Machine Learning
Machine learning can be defined as the process of solving a practical problem by collecting a dataset, and algorithmically training a statistical model based on that dataset.
Supervised Learning
The goal of a supervised learning algorithm is to use a dataset to produce a model that takes a feature vector x as input and outputs information that allows deducing a label for this feature vector. For instance, a model created using a dataset of patients could take as input a feature vector describing a patient and output a probability that the patient has cancer.
Unsupervised Learning
The goal of an unsupervised learning algorithm is to create a model that takes a feature vector x as input and either transforms it into another vector or into a value that can be used to solve a practice problem. Clustering is useful for finding groups of similar objects in a large collection of objects, such as images or text documents.
Reinforcement Learning
Reinforcement learning is a subfield of machine learning where the machine also called an agent lives in an environment and is capable of perceiving the state of that environment as a vector of features. A common goal of reinforcement learning is to learn a function that takes the feature vector of a state as input and outputs an optimal action to execute in that state. The action is optimal if it maximizes the expected average long-term reward.
Raw and Tidy Data
Raw data is a collection of entities in their natural form: they cannot always be directly fed to machine learning algorithms. Tidy data can be seen as a spreadsheet, in which each row represents one example, and columns represent various attributes of an example.
Training and Holdout Sets
The first step in a machine learning project is to shuffle the examples and split them into three distinct sets: training, validation, and test. The learning algorithm uses the training set to produce the model. The validation set is used to choose the learning algorithm, and find the best configuration values for that learning algorithm, also known as hyperparameters. The test set is used to assess the model performance before delivering it to the client or putting the model into production.
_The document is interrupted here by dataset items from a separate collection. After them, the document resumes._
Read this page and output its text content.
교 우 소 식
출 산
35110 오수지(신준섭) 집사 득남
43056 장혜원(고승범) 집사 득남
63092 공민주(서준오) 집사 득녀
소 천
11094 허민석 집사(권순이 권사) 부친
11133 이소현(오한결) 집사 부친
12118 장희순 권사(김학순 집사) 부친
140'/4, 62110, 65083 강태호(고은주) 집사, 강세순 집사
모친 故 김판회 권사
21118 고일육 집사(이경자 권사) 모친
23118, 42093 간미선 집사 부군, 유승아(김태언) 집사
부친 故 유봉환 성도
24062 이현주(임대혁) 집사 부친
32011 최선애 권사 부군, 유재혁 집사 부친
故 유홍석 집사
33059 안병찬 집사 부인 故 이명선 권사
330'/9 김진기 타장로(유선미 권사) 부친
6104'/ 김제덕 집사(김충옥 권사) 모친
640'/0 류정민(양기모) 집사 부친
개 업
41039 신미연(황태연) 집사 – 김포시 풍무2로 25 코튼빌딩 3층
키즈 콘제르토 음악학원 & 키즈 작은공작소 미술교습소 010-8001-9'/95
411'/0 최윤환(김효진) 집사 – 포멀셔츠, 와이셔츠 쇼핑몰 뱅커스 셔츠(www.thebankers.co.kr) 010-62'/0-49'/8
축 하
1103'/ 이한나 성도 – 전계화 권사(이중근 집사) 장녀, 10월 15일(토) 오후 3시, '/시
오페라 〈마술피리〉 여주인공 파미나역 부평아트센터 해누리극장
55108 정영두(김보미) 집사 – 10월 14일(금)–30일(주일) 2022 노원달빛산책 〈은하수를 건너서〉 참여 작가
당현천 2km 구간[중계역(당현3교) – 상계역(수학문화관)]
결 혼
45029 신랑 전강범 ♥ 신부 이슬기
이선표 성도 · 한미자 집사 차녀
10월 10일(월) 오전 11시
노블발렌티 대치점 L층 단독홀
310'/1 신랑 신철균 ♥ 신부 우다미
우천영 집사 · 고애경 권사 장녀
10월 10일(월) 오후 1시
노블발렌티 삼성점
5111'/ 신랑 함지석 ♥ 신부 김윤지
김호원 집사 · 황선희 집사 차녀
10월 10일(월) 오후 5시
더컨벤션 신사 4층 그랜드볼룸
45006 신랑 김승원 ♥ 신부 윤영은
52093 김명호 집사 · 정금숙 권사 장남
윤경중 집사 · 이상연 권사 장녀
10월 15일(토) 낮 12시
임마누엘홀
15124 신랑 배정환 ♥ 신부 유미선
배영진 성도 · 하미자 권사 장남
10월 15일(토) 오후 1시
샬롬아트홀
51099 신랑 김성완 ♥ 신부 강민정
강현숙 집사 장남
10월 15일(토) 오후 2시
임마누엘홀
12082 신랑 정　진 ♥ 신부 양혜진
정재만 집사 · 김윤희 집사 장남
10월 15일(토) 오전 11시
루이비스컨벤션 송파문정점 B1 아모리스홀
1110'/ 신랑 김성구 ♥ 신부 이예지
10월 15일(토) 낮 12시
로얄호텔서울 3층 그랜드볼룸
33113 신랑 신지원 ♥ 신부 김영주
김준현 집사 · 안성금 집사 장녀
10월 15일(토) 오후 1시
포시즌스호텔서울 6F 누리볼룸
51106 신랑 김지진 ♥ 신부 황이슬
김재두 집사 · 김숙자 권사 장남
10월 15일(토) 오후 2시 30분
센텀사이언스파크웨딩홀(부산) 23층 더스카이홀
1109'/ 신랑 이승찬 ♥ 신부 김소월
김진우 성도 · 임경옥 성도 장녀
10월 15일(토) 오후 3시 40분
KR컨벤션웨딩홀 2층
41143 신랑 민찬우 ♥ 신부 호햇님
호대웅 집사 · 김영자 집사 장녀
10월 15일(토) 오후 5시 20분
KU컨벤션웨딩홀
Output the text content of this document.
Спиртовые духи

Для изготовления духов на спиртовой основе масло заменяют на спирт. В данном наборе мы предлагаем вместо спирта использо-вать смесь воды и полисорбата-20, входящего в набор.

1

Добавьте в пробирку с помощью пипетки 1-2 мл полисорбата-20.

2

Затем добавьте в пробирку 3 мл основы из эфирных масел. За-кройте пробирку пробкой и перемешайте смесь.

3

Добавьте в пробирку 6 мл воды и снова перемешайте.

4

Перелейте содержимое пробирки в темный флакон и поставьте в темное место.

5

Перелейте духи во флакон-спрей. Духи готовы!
Parameters vs. Hyperparameters
Hyperparameters are inputs of machine learning algorithms or pipelines that influence the performance of the model. They don’t belong to the training data and cannot be learned from it.
Parameters are variables that define the model trained by the learning algorithm. Parameters are directly modified by the learning algorithm based on the training data to find the optimal values of the parameters.
When to use Machine Learning
When the problem is too complex for coding.
When the problem is constantly changing.
When it is a perceptive problem such as speech, image, and video recognition.
When it is an unstudied phenomenon.
When the problem has a simple objective.
Machine Learning Engineering
Machine learning engineering is the use of scientific principles, tools and techniques of machine learning and traditional software engineering to design and build complex computing systems. MLE ecompasses all stages from data collection, to model training, to making the model available for use by the customers. MLE includes any activity that lets machine learning algorithms be implemented as a part of an effective production system.
A machine learning project life cycle consists of the following steps:
Goal definition.
Data collection and preparation.
Feature engineering.
Model training.
Model evaluation.
Model deployment.
Model serving.
Model monitoring.
Model maintenance.
Bias
Bias in data is an inconsistency with the phenomenon that data represents. Selection bias is the tendency to skew your choice of data sources to those that are easily available, convenient, and cost-effective. Omitted variable bias happens when your featurized data doesn’t have a feature necessary for accurate prediction. Sampling bias also known as distribution shift occurs when the distribution of examples used for training doesn’t reflect the distribution of the inputs the model will receive in production.
It is usually impossible to know exactly what biases are present in a dataset. Biases can be avoided by questioning everything: who created the data, what were their motivations and quality criteria, and more importantly, how and why the data was created.